The PEA envisions recovering 101 million tonnes grading 1.72 grams gold and 0.08% antimony to produce on average 348,000 oz. gold and 6.4 million lbs. antimony per year throughout the mine’s 14.2-year life.
Life of mine cash costs come in at US$425 per gold oz. net of byproduct credits.
However, during the first eight years, the company expects to see higher annual production and lower cash costs as it plans to mine the larger and higher-grade Yellow Pine deposit first.
Explaining the mining sequence, Quin says, the Yellow Pine ore would be mined first because it presents the highest grade, lowest strip ratio, and the best metallurgy, plus the highest byproduct credits out of the three deposits.
Sulphide gold grades average 1.65 grams gold at Yellow Pine, 1.61 grams gold at Hanger Flats and 1.44 grams at West End.
Midas plans to process some ore from Hanger Flats in years 3 to 5, but will defer mining most of that deposit until the last two to three years because it has the highest strip ratio, notes Quin. The majority of West End, the lowest-grade deposit, would be mined towards the tail end, from years 9 to 13.
Using a 5% discount rate and US$1,400 gold price, Golden Meadows has a post-tax net present value of US$1.48 billion and internal rate of return of 27.2%, with payback expected within 3 years.
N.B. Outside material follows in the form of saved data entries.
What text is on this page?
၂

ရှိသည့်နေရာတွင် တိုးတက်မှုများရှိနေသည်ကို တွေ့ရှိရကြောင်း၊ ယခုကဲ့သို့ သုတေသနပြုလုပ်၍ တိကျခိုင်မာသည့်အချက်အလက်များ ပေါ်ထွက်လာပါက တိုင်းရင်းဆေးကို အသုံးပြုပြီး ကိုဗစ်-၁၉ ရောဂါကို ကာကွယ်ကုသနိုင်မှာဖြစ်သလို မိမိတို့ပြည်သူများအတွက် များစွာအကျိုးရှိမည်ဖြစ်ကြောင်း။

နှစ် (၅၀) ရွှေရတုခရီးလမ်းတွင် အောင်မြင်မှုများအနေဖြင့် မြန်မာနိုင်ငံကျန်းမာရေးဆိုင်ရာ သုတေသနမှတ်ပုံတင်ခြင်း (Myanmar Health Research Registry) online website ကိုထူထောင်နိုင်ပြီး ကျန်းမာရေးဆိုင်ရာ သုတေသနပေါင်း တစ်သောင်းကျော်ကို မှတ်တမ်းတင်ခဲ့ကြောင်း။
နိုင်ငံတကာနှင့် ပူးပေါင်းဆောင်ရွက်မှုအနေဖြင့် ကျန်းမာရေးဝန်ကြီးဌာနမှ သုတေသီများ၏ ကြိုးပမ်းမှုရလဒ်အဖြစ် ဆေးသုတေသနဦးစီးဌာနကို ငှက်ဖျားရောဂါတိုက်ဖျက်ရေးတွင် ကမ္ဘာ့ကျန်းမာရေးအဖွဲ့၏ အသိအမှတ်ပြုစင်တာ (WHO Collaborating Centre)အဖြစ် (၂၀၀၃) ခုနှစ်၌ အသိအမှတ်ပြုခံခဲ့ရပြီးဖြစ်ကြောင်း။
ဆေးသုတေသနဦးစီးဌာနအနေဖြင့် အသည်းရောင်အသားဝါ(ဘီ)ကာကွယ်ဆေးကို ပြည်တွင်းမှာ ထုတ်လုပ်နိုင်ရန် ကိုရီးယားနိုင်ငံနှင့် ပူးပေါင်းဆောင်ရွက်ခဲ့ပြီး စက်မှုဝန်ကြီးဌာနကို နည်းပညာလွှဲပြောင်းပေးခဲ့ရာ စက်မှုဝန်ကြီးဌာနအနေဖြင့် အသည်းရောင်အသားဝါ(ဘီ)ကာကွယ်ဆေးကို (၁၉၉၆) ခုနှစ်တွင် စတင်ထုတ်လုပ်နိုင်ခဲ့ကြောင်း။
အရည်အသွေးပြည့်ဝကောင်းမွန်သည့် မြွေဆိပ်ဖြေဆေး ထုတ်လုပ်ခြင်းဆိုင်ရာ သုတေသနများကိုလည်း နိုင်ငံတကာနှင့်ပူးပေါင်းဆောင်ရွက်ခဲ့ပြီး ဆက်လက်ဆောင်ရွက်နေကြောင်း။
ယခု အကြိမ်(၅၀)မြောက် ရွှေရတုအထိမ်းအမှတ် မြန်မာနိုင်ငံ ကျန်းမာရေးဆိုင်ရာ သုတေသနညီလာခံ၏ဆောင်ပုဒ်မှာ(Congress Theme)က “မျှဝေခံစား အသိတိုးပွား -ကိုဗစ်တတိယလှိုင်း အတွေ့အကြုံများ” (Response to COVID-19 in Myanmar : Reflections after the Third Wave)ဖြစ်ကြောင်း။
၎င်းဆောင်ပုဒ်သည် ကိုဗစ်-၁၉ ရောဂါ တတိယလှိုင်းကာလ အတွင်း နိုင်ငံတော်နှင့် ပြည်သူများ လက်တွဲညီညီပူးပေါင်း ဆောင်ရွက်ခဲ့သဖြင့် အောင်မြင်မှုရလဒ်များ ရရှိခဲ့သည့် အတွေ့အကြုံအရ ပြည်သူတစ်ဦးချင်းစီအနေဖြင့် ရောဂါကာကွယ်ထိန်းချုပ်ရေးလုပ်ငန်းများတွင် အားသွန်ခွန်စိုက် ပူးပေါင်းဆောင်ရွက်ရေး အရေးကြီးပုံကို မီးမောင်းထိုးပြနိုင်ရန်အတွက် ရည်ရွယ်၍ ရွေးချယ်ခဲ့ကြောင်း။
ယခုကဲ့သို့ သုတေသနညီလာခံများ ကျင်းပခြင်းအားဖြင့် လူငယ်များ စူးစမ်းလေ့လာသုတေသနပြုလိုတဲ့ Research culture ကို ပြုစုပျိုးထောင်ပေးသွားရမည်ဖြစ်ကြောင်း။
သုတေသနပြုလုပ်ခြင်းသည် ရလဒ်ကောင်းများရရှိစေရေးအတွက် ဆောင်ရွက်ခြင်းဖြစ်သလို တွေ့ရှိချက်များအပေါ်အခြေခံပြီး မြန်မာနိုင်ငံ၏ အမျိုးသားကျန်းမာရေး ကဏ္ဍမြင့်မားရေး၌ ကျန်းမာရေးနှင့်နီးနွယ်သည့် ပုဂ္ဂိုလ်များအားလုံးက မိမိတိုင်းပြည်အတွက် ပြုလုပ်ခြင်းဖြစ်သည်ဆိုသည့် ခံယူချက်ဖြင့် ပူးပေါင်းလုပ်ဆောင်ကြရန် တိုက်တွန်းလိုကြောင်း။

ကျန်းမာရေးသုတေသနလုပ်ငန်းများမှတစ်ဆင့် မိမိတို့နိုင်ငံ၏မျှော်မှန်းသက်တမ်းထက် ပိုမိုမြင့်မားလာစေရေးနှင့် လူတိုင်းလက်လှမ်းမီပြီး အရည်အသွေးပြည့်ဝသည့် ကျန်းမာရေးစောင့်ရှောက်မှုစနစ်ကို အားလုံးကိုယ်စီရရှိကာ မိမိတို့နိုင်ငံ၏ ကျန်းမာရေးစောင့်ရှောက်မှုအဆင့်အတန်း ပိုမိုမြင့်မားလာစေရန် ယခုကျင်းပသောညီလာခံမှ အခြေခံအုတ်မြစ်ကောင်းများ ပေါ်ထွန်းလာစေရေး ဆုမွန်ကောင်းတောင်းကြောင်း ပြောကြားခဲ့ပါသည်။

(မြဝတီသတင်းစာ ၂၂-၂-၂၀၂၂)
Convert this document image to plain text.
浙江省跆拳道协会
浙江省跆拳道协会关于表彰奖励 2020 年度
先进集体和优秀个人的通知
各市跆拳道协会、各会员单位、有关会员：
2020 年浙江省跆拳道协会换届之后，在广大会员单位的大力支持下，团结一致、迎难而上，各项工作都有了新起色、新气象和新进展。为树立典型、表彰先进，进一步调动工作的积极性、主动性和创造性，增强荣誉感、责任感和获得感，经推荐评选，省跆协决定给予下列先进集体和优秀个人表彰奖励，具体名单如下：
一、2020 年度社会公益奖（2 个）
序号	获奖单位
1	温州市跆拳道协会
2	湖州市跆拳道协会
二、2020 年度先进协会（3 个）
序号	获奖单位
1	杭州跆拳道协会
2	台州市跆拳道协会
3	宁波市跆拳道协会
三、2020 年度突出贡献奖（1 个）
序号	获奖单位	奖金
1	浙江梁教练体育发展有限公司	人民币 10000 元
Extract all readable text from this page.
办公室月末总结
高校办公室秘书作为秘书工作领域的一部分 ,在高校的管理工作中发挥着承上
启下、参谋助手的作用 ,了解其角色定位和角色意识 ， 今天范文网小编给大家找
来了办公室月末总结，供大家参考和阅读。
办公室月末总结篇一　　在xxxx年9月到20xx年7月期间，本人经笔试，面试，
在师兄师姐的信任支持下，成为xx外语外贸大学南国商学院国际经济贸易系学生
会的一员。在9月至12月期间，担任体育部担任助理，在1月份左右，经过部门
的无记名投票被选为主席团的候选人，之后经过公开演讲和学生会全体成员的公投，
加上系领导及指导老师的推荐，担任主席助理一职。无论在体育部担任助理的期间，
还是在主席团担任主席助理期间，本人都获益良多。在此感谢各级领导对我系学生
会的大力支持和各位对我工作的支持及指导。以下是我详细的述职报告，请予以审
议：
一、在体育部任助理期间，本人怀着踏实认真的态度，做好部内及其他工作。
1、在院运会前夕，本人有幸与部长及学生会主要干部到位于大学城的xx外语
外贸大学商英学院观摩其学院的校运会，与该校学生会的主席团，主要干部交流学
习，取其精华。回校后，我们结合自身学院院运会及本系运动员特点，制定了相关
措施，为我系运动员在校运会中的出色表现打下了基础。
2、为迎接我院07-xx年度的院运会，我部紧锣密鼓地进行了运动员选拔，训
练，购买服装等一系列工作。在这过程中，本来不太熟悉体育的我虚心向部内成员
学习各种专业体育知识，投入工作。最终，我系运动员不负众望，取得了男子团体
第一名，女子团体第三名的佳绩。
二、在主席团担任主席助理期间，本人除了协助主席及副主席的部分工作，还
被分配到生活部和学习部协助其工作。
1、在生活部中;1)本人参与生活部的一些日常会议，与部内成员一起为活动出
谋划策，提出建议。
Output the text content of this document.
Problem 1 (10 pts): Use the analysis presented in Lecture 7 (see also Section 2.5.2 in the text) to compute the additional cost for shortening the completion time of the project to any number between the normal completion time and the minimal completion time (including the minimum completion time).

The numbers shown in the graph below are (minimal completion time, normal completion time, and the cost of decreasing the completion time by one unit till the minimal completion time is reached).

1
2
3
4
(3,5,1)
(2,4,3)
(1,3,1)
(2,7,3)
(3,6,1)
The project will also largely benefit the local community, says Quin, adding the company is already Valley County’s largest private employer.
“The PEA really illustrates the importance of this project to the local area which is two of the highest unemployment counties in Idaho, Valley County and neighbouring Adams County,” says Quin, adding both have jobless rates hitting nearly 17%.
The proposed mine should create 400 direct jobs over its 14-year life. Once up and running, Golden Meadows is anticipated to generate US$1.2 billion in taxes. “This is a very significant project on an Idaho-scale,” comments Quin.
Midas aims to update the project's resource early next year, before putting out an updated PEA or a prefeasibility study.
Whatever the document ends up being, says Quin, it should support the start of the permitting process in the latter half of next year.
The company estimates that it will require over 50 permits before it can get the show on the road.
On the PEA news, Midas gained 5% to close Sept. 5 at $3 apiece.